Subject Re: [IBO] Re: Fields with collation=PXW_SLOV consume 3 bytes per char?
Author Helen Borrie
At 01:43 PM 14/10/2003 +0000, you wrote:
>Helen,
>
> > Someone can, but it's absolutely off-topic here. Just this once...
>
>I'm really sorry. It won't happen again. Thanks! :)
>
> > You guessed right. The non-binary collations eat a lot of bytes
> > <snip>
>
>Hmmm... This is as I thought then. But what really puzzles me is the
>fact that, assuming PXW_SLOV means Slovenian, this collation *should*
>be binary. There are no >255 characters in our character set. Our
>alphabet only uses like 5 non-english characters (times 2 for
>upper/lower) which I thought were all part of the ANSI.
>
>Their byte numbers are as follows:
>
>Latin Letter S With Caron (upper=138, lower=154)
>Latin Letter Z With Caron (upper=142, lower=158)
>Latin Letter C With Acute (upper=198, lower=230)
>Latin Letter C With Caron (upper=200, lower=232)
>Latin Letter D With Stroke (upper=208, lower=240)
>
>On the operating system level we generaly use either Windows Central
>Europe or ISO-8859-2 charsets, which both contain all these characters.
>With Firebird I'm using WIN1250 charset which is essentially Windows
>Central European, IIRC.
>
>So the problem is, I don't understand why any collation of such
>character sets has to be multibyte in the first place.

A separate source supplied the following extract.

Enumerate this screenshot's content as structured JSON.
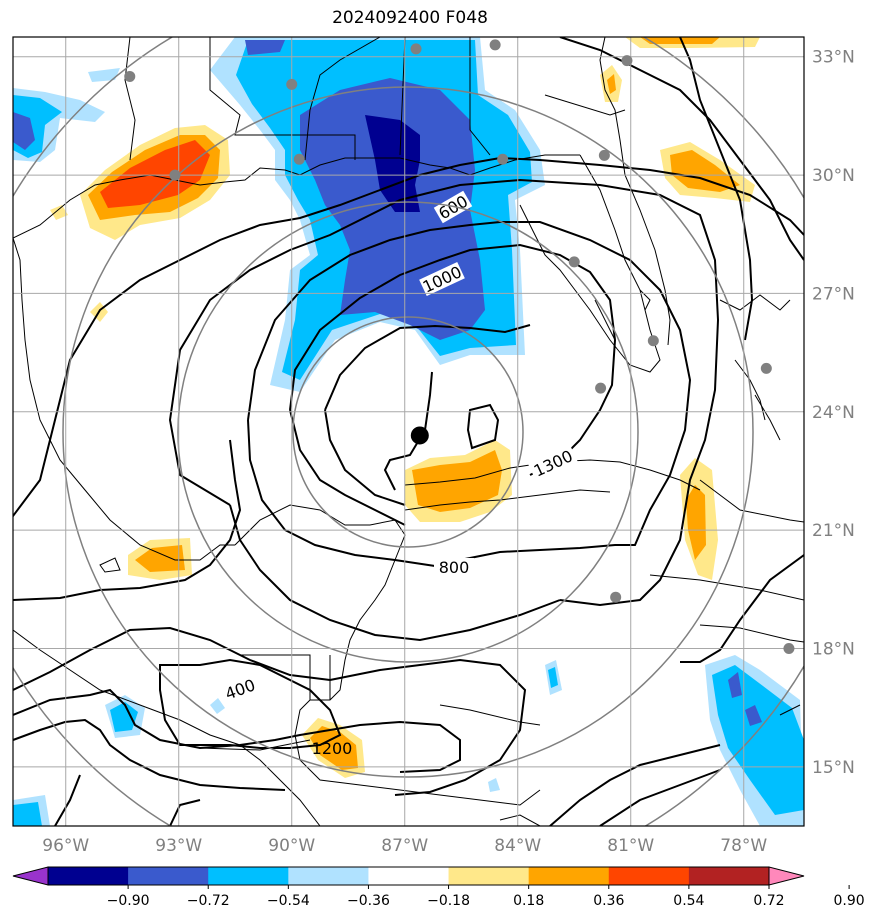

I don't think it is multi-byte. But it's the collations themselves that
eat bytes - it's not a question of *which* characters but several levels of
dominance in the orderings, that apply to upper case and lower case
characters separately.

Please take the question to Firebird-devel. The people who make the
collations can explain it better than I. And is IS off-topic for IBO.

Helen